Paco reconocía sin pudor que le dominaba la envidia. Su envidia era posesiva e insaciable. Todo cuanto los demás tenían, eran o representaban lo quería para sí. El único ojetivo de su vida era tener más que los demás, ser más que los demás, aparentar más que los demás.
Una enorme desgracia fue, por ejemplo, encontrarse con que don Omar Campos, su más odiado enemigo del colegio, tenía una esposa más guapa que la suya. Carcomido por dentro, aunque juzgaba a Elena, su primera mujer, de una belleza bárbara, rompió con ella e inició la búsqueda de una todavía mejor, que pudiera competir con ventaja contra la del meapilas de don Omar.
Pasaba verdaderas fatigas cada vez que tenía que ir de visita a casa de algún conocido. Siempre, era inevitable, había un cuadro más bonito que los suyos. Y si no era un cuadro, lo canjeaba por una silla. Y si no, una vajilla. O el perro...
A veces tenía tentaciones de llevarse ese cuadro, esos cubiertos o esas cristalerías, incluso de matar al perro. Con mayor frecuencia quería destrozar aquellas casas donde se escondían esos tesoros que él no poseía. Por fortuna, aunque a sus nervios les sentaba fatal, conseguía controlarse y aparentar normalidad. A la mañana siguiente hacía una batida por las mejores tiendas de la ciudad intentando recomponer su maltrecha y malentendida dignidad.
Por lo demás, era un hombre atento, amable, inteligente y sensible, que sufría como un condenado por esta envidia suya.
Tanto sufría que dedicaba la mitad de su tiempo libre a saciarla y la otra mitad a combatirla, por el momento sin ningún éxito reseñable. Era víctima de sí mismo.
Al fin creyó dar con un método infalible para librarse para siempre de su ciega rabia. Si conseguía perpetrar un crimen lo suficientemente importante acabaría entre rejas y de, esta forma, entraría a vivir en un medio donde, pensaba, todos sus habitantes tienen exactamente las mismas condiciones, la misma ropa, la misma comida y los mismos enseres.

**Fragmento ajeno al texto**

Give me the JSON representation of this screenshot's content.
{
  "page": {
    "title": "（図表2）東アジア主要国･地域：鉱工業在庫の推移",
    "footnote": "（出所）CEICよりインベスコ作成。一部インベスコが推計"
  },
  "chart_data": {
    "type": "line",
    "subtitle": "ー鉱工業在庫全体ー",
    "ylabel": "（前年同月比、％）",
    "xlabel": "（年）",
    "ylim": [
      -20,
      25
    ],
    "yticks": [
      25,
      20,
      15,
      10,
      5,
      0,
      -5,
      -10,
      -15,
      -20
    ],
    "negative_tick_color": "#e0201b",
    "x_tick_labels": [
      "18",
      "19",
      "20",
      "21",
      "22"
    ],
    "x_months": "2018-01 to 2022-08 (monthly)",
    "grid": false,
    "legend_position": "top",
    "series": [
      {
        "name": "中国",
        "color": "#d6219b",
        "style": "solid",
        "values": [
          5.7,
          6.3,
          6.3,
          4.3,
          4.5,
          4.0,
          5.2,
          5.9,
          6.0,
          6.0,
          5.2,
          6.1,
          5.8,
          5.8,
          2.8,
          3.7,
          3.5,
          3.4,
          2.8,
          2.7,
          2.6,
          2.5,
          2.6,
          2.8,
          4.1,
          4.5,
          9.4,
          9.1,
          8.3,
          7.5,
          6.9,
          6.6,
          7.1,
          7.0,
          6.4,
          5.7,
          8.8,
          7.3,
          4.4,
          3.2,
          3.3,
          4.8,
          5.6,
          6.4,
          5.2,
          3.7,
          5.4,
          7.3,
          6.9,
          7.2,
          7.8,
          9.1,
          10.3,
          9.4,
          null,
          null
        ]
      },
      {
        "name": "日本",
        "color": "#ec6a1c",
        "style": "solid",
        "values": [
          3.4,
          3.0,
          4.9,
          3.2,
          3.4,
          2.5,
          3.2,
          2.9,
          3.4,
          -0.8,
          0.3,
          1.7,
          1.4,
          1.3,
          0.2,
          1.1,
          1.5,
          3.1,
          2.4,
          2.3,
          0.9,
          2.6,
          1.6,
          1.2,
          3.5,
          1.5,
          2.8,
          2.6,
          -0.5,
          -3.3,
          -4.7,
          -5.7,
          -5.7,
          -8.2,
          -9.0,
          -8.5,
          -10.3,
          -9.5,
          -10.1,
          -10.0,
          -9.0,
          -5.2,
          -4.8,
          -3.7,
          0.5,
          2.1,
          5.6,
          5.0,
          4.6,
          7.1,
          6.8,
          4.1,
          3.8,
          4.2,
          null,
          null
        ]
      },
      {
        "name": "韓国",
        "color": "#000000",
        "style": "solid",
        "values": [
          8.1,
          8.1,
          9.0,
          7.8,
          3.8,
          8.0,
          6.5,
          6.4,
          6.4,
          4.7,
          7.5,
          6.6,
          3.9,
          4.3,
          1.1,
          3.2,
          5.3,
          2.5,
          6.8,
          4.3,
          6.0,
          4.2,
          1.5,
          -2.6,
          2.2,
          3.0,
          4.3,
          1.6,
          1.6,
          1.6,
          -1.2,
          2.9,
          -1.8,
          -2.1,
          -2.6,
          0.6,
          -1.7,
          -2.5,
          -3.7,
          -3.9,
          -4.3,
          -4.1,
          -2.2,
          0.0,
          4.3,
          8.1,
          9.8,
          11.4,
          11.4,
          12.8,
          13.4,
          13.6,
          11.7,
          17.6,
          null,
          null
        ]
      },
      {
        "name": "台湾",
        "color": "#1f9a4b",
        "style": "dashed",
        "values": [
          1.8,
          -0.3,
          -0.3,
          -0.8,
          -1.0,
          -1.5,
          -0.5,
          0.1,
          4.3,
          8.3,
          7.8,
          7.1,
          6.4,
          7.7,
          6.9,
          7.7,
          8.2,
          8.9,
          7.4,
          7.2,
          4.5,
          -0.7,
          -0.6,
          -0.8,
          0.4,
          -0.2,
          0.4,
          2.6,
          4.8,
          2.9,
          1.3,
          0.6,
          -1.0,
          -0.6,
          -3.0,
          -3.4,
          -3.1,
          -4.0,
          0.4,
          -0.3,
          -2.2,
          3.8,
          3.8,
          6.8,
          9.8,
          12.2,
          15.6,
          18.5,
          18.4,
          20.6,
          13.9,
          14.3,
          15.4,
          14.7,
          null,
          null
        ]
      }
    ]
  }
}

Puso toda su activa inteligencia a trabajar y en menos de una semana dio con el plan perfecto. Cuando lo tuvo todo listo lo ejecutó con el mayor sigilo para conseguir dejar bien a la vista pruebas irrefutables de su culpabilidad.
Todo salió aparentemente según lo planeado. La policía se presentó en su casa con una orden judicial. Mientras le enumeraban sus derechos, Paco empezó a sentir cómo su vida entraba en un camino nuevo que le libraría de su desgracia. Podía, pues, estar satisfecho de su astucia.
Hasta que comenzó el juicio. La envidia, esa a la que se encontraba tan cerca de asestar su golpe final, lo llevó años atrás a contratar al mejor abogado de la ciudad después de una desafortunada charla sobre criminalistas con un antiguo compañero de la universidad. Su abogado, cumpliendo con su obligación, se fajó como un león en el estrado, impresionó al juez y al jurado con sus imbatibles argumentos y, horror, consiguió para Paco una libertad condicional que pesó en su ánimo como una losa.
De vuelta a la vida normal recayó en su miseria y siguió envenándose día a día. Le quedó el consuelo, eso sí, de ser el único de sus amigos, conocidos y parientes que había ocupado el mismo día la portada de todos los periódicos nacionales. Pensaba, pobre, que todos le tendrían envidia.